Standard tools. Nothing exotic.

Python everywhere so both developers can work on any part. Well-supported, internally hostable, replaceable if needed.

Backend
Python · FastAPI
Where the AI ecosystem lives. Async-native, type-checked, fast where it matters.
Database
Postgres · pgvector
Relational data and vector embeddings in one place. Mature, free, runs anywhere.
Background work
arq · Redis
Ingestion, batch categorization, embedding generation. Simpler than Celery at our scale.
Local AI serving
vLLM
Best-in-class throughput for self-hosted LLMs. Containerized with GPU pinning.
External AI
Claude API · Sonnet
Ticket pre-processing, training generation and grading, communication drafting, scope documentation. All calls tokenized.
Host platform
Ubuntu Server · Docker Compose
Bare metal. Workloads as containers. ZFS mirror for storage.

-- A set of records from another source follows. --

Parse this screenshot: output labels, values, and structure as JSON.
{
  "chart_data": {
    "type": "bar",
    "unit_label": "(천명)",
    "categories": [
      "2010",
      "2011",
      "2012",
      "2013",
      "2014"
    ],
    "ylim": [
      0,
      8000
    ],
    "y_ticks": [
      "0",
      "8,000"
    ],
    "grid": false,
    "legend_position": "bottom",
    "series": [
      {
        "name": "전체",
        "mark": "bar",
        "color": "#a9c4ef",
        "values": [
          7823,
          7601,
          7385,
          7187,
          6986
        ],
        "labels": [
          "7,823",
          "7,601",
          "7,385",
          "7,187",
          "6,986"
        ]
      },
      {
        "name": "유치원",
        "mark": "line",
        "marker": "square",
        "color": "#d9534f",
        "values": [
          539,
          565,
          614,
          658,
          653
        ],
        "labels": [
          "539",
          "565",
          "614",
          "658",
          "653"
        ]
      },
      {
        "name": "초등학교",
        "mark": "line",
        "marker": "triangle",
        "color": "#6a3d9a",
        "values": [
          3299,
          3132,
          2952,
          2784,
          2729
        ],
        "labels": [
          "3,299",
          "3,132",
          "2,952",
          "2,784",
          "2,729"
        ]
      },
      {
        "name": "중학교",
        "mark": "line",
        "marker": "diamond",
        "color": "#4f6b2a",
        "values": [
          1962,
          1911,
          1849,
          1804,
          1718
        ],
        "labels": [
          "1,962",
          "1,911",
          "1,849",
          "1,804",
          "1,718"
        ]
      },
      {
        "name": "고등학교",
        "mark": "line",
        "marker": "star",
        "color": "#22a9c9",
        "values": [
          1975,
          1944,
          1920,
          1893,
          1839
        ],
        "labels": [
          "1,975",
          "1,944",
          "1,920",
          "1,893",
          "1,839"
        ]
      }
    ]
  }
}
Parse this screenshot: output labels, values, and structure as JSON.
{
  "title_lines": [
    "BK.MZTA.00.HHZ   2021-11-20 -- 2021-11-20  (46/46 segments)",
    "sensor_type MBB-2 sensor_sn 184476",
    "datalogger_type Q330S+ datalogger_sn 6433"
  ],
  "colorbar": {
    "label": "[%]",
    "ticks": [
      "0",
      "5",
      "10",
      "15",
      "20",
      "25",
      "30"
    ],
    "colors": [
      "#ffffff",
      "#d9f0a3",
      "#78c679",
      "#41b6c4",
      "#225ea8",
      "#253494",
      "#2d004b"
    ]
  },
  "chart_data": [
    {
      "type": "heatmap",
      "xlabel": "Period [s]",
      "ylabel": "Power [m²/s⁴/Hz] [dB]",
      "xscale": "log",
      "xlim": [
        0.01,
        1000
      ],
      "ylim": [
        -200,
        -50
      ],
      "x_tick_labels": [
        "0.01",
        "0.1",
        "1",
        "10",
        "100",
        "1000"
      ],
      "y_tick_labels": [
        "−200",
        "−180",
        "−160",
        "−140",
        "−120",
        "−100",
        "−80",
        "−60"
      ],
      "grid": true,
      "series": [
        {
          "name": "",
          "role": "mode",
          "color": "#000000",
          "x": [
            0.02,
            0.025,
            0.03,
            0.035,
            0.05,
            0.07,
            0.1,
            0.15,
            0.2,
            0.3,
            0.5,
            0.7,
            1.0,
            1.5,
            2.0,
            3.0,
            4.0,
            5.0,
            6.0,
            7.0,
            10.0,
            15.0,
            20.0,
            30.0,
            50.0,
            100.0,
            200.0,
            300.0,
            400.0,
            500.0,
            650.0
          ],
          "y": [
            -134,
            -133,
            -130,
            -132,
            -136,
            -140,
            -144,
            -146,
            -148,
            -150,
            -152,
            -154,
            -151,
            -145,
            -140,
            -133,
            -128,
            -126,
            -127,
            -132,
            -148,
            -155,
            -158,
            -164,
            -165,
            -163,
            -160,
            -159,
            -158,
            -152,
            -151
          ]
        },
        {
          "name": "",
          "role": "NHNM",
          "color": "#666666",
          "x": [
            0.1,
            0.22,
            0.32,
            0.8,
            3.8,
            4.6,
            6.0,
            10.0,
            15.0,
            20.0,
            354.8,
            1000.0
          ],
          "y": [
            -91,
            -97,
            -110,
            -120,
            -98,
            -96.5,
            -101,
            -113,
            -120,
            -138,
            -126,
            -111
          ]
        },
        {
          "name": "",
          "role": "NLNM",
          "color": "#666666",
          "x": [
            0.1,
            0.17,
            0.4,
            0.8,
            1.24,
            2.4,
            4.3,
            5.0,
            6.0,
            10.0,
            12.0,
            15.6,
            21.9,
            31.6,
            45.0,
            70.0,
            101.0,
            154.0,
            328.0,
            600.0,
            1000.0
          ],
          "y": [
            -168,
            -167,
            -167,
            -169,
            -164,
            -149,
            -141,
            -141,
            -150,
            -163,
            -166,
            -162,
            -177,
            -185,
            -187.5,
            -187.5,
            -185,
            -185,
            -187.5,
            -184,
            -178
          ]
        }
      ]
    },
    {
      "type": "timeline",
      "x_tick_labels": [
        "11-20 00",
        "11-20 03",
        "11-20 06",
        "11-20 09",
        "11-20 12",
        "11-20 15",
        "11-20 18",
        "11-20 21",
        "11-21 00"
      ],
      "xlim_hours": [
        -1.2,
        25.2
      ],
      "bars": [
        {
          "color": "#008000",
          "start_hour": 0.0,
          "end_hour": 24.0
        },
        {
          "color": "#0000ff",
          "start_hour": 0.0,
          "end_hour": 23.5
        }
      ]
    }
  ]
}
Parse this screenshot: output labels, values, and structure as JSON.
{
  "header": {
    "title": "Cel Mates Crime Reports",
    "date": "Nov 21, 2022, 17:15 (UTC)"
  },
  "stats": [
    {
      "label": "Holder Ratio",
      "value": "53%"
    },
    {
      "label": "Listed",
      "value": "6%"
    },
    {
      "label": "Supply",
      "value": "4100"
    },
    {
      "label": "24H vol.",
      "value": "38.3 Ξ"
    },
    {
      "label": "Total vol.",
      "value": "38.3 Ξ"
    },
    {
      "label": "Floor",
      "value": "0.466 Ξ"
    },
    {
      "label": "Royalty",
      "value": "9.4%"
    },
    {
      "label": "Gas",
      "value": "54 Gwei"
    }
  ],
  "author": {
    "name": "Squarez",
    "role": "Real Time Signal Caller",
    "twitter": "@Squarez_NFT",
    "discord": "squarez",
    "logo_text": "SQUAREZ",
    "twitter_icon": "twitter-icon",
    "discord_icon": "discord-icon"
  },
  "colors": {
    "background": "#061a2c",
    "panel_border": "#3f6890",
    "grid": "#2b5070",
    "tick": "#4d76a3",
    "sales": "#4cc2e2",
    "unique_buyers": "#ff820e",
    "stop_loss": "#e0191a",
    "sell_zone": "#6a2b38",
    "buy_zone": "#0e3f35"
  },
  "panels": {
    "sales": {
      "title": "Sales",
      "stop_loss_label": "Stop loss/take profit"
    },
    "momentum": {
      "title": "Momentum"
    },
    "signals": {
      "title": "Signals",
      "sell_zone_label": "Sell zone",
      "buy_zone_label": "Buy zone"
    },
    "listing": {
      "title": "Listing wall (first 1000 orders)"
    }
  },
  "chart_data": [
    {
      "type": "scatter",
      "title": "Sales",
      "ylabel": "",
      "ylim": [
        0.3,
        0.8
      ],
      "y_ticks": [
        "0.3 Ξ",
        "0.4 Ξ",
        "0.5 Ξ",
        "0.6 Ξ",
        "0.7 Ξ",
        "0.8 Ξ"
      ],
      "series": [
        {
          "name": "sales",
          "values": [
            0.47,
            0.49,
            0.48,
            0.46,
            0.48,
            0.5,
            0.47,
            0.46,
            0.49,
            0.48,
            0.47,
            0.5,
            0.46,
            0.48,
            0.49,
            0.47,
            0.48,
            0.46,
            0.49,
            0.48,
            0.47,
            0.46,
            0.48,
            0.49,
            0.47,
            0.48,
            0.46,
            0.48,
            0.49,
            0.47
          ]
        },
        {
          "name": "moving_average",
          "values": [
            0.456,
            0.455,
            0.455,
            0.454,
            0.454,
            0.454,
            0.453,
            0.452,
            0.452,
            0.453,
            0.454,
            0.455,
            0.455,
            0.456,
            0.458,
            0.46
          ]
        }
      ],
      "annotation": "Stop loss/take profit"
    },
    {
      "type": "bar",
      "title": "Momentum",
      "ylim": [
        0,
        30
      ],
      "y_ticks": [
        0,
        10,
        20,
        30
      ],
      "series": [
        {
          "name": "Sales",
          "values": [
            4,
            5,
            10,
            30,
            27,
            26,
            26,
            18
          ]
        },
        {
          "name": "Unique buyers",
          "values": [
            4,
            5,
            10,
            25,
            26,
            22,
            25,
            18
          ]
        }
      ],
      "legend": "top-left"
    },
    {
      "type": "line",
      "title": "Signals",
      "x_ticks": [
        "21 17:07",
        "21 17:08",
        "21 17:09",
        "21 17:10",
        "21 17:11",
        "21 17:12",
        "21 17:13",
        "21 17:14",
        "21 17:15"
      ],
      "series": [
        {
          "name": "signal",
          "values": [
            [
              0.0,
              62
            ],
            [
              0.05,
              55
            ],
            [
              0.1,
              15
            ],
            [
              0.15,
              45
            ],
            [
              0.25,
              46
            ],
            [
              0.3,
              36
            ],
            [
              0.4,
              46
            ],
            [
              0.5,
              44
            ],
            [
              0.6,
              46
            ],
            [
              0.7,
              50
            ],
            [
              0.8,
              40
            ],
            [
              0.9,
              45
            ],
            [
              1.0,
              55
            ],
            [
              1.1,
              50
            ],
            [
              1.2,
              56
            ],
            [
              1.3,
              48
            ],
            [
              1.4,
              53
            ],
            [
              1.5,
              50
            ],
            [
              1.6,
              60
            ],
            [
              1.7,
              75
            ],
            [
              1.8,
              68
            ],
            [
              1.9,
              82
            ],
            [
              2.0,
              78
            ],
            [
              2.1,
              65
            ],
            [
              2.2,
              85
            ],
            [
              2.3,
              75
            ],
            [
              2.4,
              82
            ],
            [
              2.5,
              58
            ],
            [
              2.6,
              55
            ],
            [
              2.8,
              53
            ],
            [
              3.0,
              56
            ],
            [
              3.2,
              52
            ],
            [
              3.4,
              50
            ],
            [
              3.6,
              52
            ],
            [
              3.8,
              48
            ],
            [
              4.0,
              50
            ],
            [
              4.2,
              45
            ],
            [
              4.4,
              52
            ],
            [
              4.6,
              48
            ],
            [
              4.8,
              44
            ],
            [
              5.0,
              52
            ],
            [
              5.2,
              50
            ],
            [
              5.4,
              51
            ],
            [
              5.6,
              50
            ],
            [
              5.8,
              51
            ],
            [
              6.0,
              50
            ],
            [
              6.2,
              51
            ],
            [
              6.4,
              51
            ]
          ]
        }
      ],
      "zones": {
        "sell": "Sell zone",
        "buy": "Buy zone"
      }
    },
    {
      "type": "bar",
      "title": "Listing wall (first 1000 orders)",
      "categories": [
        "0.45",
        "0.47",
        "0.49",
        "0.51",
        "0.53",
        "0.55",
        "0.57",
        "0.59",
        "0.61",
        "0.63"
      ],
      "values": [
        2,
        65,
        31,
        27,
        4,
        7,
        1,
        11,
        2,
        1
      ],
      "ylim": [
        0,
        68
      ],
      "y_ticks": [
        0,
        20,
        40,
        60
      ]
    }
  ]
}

Simpler than Proxmox for this single-host deployment.
Network access
Netbird mesh
Private WireGuard mesh. Same access from office, home, or client site. No public ports.
Auth
OIDC · Entra
Single sign-on through our existing M365. No separate user database to maintain.
Frontend
React (likely)
Knox's interactive client view earns a real SPA. Decision finalized first design pass.

Other languages permitted for one-off tools and experiments. The platform standardizes.